I smiled in the dark, a weak, tired curving of my cracked lips. Are there Emperors in the southern islands?
No, Klaus promised fiercely. No crowns. No courts. Just the sea.
I would like that, I whispered back, taking another agonizing step down into the black.
We talked for hours as I descended. We built a phantom life in the dark, constructing a world where the Citadel was just a bad memory. He told me about the taste of fresh mangoes, about the massive, silver-scaled fish that swam in the southern reefs, and the way the sun felt on open water. He kept my mind anchored to the future, refusing to let me drown in the miserable reality of the freezing stairs.

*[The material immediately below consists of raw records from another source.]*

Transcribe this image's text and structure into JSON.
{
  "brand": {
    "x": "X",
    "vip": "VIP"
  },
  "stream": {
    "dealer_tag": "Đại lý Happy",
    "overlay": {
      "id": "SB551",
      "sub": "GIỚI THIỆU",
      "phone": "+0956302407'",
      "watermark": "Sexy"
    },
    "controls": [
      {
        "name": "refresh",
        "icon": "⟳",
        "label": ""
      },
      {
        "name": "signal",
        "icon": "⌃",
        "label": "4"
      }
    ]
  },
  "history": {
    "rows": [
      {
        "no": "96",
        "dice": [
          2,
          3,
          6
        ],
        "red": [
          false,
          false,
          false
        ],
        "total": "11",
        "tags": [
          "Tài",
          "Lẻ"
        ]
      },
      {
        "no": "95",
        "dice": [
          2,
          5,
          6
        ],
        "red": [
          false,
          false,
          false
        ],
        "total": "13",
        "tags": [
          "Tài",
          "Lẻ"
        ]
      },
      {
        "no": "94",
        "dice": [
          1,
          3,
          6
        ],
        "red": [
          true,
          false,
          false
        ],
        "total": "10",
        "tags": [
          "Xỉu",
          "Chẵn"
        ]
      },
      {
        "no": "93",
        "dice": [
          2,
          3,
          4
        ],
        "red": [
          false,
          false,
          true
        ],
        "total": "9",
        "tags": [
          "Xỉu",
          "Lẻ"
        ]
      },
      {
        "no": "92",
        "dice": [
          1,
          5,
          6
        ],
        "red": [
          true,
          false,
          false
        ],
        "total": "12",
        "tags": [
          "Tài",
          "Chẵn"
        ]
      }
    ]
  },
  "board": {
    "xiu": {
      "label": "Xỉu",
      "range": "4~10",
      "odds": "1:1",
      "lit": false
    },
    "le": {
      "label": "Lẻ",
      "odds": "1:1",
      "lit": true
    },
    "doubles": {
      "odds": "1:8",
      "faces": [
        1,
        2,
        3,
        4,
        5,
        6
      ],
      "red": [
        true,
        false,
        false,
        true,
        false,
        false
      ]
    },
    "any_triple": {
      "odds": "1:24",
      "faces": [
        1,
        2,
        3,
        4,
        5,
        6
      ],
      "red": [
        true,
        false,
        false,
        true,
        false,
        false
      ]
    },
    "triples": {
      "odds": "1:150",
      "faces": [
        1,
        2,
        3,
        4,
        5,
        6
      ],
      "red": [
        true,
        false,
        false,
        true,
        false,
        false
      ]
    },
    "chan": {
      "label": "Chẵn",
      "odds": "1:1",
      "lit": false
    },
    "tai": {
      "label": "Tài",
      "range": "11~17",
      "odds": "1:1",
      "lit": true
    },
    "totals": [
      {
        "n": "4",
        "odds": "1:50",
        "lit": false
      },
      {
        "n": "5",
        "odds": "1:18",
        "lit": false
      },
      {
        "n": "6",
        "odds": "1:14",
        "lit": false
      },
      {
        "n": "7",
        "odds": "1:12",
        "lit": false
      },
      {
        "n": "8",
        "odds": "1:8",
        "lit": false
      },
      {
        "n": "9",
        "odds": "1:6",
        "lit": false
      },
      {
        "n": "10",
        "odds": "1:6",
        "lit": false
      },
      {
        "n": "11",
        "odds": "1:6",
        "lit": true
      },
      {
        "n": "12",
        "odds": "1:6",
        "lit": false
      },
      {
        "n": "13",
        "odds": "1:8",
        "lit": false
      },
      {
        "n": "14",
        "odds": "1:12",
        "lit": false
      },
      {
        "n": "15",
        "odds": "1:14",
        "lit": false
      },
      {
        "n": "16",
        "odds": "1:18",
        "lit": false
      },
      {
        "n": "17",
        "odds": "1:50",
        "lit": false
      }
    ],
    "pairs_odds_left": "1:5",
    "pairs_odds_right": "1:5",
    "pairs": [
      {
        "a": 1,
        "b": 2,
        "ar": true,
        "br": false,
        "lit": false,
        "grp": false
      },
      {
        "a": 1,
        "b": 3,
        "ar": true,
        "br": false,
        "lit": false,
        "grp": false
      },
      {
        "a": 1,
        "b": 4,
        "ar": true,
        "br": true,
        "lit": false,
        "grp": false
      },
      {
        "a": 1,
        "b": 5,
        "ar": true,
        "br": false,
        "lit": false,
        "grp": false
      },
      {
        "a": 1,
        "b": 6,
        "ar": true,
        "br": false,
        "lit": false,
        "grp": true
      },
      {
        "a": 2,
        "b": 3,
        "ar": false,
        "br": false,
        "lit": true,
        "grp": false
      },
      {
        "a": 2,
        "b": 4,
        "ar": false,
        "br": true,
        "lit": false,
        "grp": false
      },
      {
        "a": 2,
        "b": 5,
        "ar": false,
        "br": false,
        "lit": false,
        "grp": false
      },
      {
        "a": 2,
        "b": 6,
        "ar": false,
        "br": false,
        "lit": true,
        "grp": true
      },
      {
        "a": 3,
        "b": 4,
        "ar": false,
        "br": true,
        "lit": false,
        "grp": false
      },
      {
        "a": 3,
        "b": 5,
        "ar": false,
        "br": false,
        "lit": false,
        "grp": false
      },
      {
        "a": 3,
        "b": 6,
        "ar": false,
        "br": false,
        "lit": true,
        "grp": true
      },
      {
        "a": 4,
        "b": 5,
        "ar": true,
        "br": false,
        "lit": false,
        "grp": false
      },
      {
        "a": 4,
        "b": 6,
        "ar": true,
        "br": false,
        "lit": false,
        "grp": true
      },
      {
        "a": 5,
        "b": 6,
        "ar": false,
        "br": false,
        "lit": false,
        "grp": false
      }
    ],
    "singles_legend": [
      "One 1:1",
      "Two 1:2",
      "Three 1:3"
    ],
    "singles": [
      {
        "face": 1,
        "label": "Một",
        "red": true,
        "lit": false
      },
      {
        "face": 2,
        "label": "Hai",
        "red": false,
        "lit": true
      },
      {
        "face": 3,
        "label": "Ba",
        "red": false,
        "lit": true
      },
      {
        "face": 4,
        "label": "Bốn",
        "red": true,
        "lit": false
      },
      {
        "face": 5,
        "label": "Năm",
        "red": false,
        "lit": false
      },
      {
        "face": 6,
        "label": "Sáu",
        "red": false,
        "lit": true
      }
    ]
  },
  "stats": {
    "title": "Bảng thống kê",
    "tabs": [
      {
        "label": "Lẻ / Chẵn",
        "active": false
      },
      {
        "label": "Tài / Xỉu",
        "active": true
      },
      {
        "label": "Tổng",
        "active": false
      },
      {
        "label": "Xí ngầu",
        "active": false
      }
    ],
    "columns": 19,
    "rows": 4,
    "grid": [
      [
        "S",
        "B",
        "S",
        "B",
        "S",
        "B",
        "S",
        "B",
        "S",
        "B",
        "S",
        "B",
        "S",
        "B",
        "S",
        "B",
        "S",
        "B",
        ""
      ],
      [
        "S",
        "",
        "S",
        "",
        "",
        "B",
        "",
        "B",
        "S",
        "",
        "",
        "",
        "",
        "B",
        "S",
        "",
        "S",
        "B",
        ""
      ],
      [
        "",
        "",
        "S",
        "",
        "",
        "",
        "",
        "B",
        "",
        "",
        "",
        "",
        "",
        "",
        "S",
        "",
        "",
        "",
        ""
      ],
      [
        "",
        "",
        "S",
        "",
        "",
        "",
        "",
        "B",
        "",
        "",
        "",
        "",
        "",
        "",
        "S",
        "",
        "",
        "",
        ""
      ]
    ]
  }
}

Finally, the angle of the floor leveled out.
The stairs ended. I stepped onto flat, damp earth. The air here was slightly warmer, thick with the heavy scent of old bones and wet soil.
I am at the bottom, I told him, keeping my left hand on the wall to guide my path.
Head north, Klaus instructed, the tension returning to his mental voice. The catacombs are a maze. Keep the wall to your right. Do not turn.
I followed his instructions, walking blindly through the pitch-black tunnels. The silence here was absolute, lacking even the dripping water of the Abyssal Dungeon.
Then, I heard it.
A faint, rhythmic scraping sound echoing from the tunnel ahead.
I froze instantly, pressing my back flat against the dirt wall. I tightened my grip on the iron dagger, my heart hammering a violent warning against my ribs.
Nerissa? Klaus asked, sensing the sudden, sharp spike of terror in my chest.
Someone is down here, I pushed back, holding my breath.
The scraping sound grew louder. It was the sound of heavy boots dragging across the uneven earth. A faint, flickering orange light appeared around the bend in the tunnel ahead, casting long, dancing shadows across the damp walls.
I crouched low, hiding in the thickest part of the darkness, raising the iron dagger.
A figure stepped around the corner, holding a sputtering torch.
It was a man, wearing the ruined, blood-soaked uniform of an Imperial servant. He was limping heavily, clutching his side. But it wasn't the uniform that made my breath catch in my throat. It was the face.
He had pale skin, sharp features, and terrified, wide brown eyes.
I slowly stood up from the shadows.
"Rook?" I whispered, my voice a dry, disbelieving rasp.
The young servant who had brought me food in the East Wing, the boy who had given me the velvet cloak before the Emperor threw me in the arena, flinched violently. He raised the torch, the orange light catching the blood on my face and the heavy iron cuffs on my wrists.
"My lady?" Rook gasped, his eyes widening in absolute shock. "You... you are alive."
I lowered the dagger slightly, stepping into the torchlight. "What are you doing down here, Rook? The Emperor sealed the upper levels."
Rook let out a shaky, terrified breath, leaning heavily against the dirt wall. "The Citadel is in chaos, my lady. When the Throne Room locked down, the commanders ordered a purge of the serving staff. They think we helped you. They are slaughtering everyone in the lower barracks."
A cold wave of horror washed over me. The Emperor was taking his fear out on the innocent.
"I ran," Rook confessed, tears spilling over his pale cheeks. "I knew about the catacombs. I was trying to find a way to the sea caves."
I looked at the terrified boy, and then I looked down the dark tunnel leading north. I was exhausted. I was starving. I had nothing left to give.
But I was the Queen of the Sea. And Queens do not let their people bleed in the dark.
I walked over to Rook. I didn't offer comfort. I didn't have the softness left for it. I looked him dead in the eye, the cold, abyssal authority hardening my voice.
"You are going to show me the way to the barracks, Rook," I commanded, gripping the iron dagger tight. "And then, we are going to burn this Empire to the ground."